When I write that there was an audible difference in an ABX test, I mean that I got 7/7 or 9/10 correct answers without repeating the test.
If my goal was to use an MP3 bitrate that is indistinguishable from the original in a blind listening test, I would use 256 kbps, since that is the bitrate which I was unable to identify in a reliable way, despite repeated attempts on a variety of samples (including the “difficult” samples posted on the Lame website).

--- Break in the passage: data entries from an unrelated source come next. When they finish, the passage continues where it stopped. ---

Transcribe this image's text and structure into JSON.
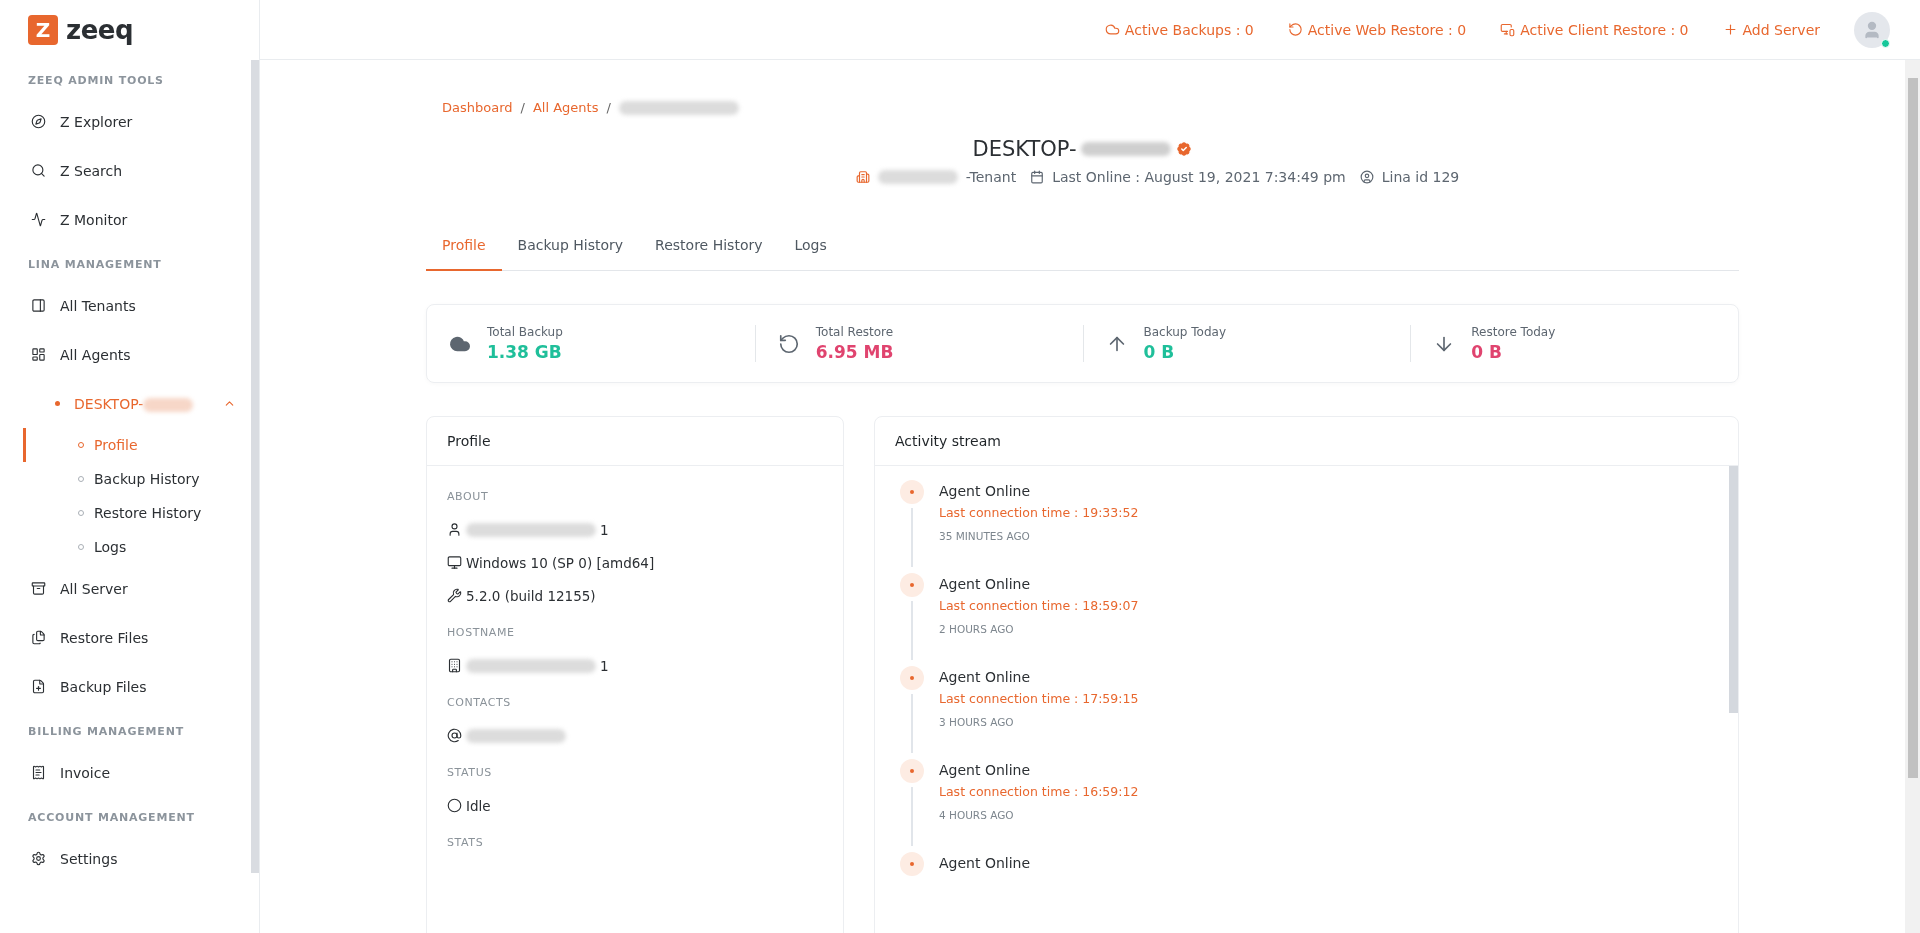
{
  "logo": {
    "mark": "Z",
    "text": "zeeq"
  },
  "header": {
    "items": [
      {
        "kind": "cloud",
        "label": "Active Backups : 0"
      },
      {
        "kind": "restore",
        "label": "Active Web Restore : 0"
      },
      {
        "kind": "devices",
        "label": "Active Client Restore : 0"
      },
      {
        "kind": "plus",
        "label": "Add Server"
      }
    ],
    "user": {
      "online": true
    }
  },
  "sidebar": {
    "sections": [
      {
        "title": "ZEEQ ADMIN TOOLS",
        "items": [
          {
            "kind": "compass",
            "label": "Z Explorer",
            "selected": false
          },
          {
            "kind": "search",
            "label": "Z Search",
            "selected": false
          },
          {
            "kind": "pulse",
            "label": "Z Monitor",
            "selected": false
          }
        ]
      },
      {
        "title": "LINA MANAGEMENT",
        "items": [
          {
            "kind": "panel",
            "label": "All Tenants",
            "selected": false
          },
          {
            "kind": "layout",
            "label": "All Agents",
            "selected": false
          },
          {
            "kind": "dot",
            "label": "DESKTOP-",
            "redacted": true,
            "selected": true,
            "expanded": true,
            "children": [
              {
                "label": "Profile",
                "selected": true
              },
              {
                "label": "Backup History",
                "selected": false
              },
              {
                "label": "Restore History",
                "selected": false
              },
              {
                "label": "Logs",
                "selected": false
              }
            ]
          },
          {
            "kind": "server",
            "label": "All Server",
            "selected": false
          },
          {
            "kind": "files",
            "label": "Restore Files",
            "selected": false
          },
          {
            "kind": "fileplus",
            "label": "Backup Files",
            "selected": false
          }
        ]
      },
      {
        "title": "BILLING MANAGEMENT",
        "items": [
          {
            "kind": "receipt",
            "label": "Invoice",
            "selected": false
          }
        ]
      },
      {
        "title": "ACCOUNT MANAGEMENT",
        "items": [
          {
            "kind": "settings",
            "label": "Settings",
            "selected": false
          }
        ]
      }
    ]
  },
  "breadcrumb": [
    {
      "label": "Dashboard",
      "separator": "/"
    },
    {
      "label": "All Agents",
      "separator": "/"
    }
  ],
  "agent": {
    "name": "DESKTOP-",
    "verified": true,
    "tenant": "-Tenant",
    "last_online": "Last Online : August 19, 2021 7:34:49 pm",
    "lina_id": "Lina id 129"
  },
  "tabs": [
    {
      "label": "Profile",
      "selected": true
    },
    {
      "label": "Backup History",
      "selected": false
    },
    {
      "label": "Restore History",
      "selected": false
    },
    {
      "label": "Logs",
      "selected": false
    }
  ],
  "stats": [
    {
      "kind": "cloud",
      "label": "Total Backup",
      "value": "1.38 GB",
      "color": "#1fbf9a"
    },
    {
      "kind": "restore",
      "label": "Total Restore",
      "value": "6.95 MB",
      "color": "#e0446f"
    },
    {
      "kind": "up",
      "label": "Backup Today",
      "value": "0 B",
      "color": "#1fbf9a"
    },
    {
      "kind": "down",
      "label": "Restore Today",
      "value": "0 B",
      "color": "#e0446f"
    }
  ],
  "profile": {
    "title": "Profile",
    "sections": [
      {
        "heading": "ABOUT",
        "rows": [
          {
            "kind": "user",
            "text": "1",
            "redacted": true
          },
          {
            "kind": "monitor",
            "text": "Windows 10 (SP 0) [amd64]",
            "redacted": false
          },
          {
            "kind": "tools",
            "text": "5.2.0 (build 12155)",
            "redacted": false
          }
        ]
      },
      {
        "heading": "HOSTNAME",
        "rows": [
          {
            "kind": "building",
            "text": "1",
            "redacted": true
          }
        ]
      },
      {
        "heading": "CONTACTS",
        "rows": [
          {
            "kind": "at",
            "redacted": true
          }
        ]
      },
      {
        "heading": "STATUS",
        "rows": [
          {
            "kind": "circle",
            "text": "Idle",
            "redacted": false
          }
        ]
      },
      {
        "heading": "STATS"
      }
    ]
  },
  "activity": {
    "title": "Activity stream",
    "items": [
      {
        "title": "Agent Online",
        "detail": "Last connection time : 19:33:52",
        "ago": "35 MINUTES AGO"
      },
      {
        "title": "Agent Online",
        "detail": "Last connection time : 18:59:07",
        "ago": "2 HOURS AGO"
      },
      {
        "title": "Agent Online",
        "detail": "Last connection time : 17:59:15",
        "ago": "3 HOURS AGO"
      },
      {
        "title": "Agent Online",
        "detail": "Last connection time : 16:59:12",
        "ago": "4 HOURS AGO"
      },
      {
        "title": "Agent Online"
      }
    ]
  }
}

Whether I will actually standardize on 256 kbps, I’m not sure. The fact that a 192 kbps MP3 can be distinguished from the original in a contrived test (good equipment, quiet environment, high listener concentration, specially selected samples) does not mean it is unsuitable for real-world scenarios. Sure, at 192 kbps the music is not always identical to the original, but judging by my experiments, the difference affects less than 1% of my music (in a 100-second sample, more than 99 seconds would probably be transparent). Even if all I did was listen to this tiny proportion of my music, I would be in a position to perceive the difference less than 1% of the time (what percent of the time do I listen to music in a quiet environment? what percent of the time am I really focused on the music as opposed to other things I’m doing?). Besides, there is the rarely-posed question of whether “different” necessarily means “inferior” — it is quite possible that subtle compression artifacts might actually improve the perceived quality of music in some cases.